「7 Sinners」を評価する

〈 コンセプトアルバム 〉
前半部では様々なタイプの狂人が登場し、アルバムを混沌とさせます。後半部では良くまとまっています。「The Smile Of The Sun」を堺に狂人は姿を消し、テーマは人間の業に変わります。
初めて聴いた時はあまりにも歌詞が狂っていたので戸惑ってしまいましたが、意味を理解してしまえば、全ての曲が順序よく配置された良質なコンセプトアルバムだとわかりました。

〈 テーマに対する請求力が最高レベル 〉
たぶん、今回の作品を超えるコンセプトアルバムは今後誕生しないないでしょう。ボーナストラックを含めて全体のまとまりを考えるなら「Keeper of The Seven Key」シリーズや「Gambling With The Devil」よりもワンランク上です。

〈 ずば抜けている曲がない 〉
どの曲も聴きやすいのですが、ずば抜けて素晴らしい曲がないように思います。前作「Gambling With The Devil」には高品質な曲が多く含まれていたために、そう感じてしまうのかもしれません。

〈 ダークライドの兄弟分 〉
中途半端だった「The Dark Ride」が、高品質になって再登場したと考えることもできます。「The Dark Ride」は印象的なアルバムでしたが、不必要な曲がいくつも含まれていました。今回のアルバムは属性が「ダーク」で、関係性の低い曲がありません。

〈 今回がマックス 〉
残念なのは「完成させてしまった」ということです。
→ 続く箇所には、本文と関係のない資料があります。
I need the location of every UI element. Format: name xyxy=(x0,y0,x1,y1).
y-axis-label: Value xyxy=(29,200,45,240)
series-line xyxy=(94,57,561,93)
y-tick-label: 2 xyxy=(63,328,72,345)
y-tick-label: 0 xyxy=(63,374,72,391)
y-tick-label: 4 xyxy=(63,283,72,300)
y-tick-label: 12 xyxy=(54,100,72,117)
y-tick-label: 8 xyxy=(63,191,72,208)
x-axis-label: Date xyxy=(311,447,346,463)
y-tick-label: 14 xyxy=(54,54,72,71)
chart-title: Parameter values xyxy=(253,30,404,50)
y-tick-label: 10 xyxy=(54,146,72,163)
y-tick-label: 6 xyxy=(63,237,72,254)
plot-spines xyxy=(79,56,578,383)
というのは、現在のHELLOWEENがこれ以上「ダーク」さを追求すると、おそらく越えてはならない一線を越える結果となるからです。

点数をつけるなら

「全体のまとまり」・・・「9」
「好きな曲がある」・・・「6」
「満足度」・・・「8」
「斬新さ」・・・「8」
「わかりやすさ」・・・「5」
「繰り返し聴ける」・・・「3」
「アンディーの歌声」・・・「7」
「ダニーのドラミング」・・・「7」
「ギターワーク」・・・「6」
「人に勧められる」・・・「2」

合計(100点満点)・・・「61」

合格点です。

好きな曲順に並べ替えると

〈 大好き 〉
My Sacrifice

〈 まぁまぁ 〉
Long Live The King
The Sage, The Fool, The Sinner
If A Mountain Could Talk

〈 普通 〉
Rise The Noise
The Smile Of The Sun
World Of Fantasy
You Stupid Mankind
Who Is Mr. Madman?
Far In The Future
Where The Sinners Go
Are You Metal?
I’m Free[Deluxe Edition Bonus Track]
Faster We Fall[Bonus Track]
Aiming High[Bonus Track]

〈苦手〉
Not Yet Today

ボーナストラックは3曲がそのままの曲順でワンセットです。
こうして並び変えてみると、苦手な曲が少ないことに感心してしまいます。きっとプロデューサーが有能なのでしょう。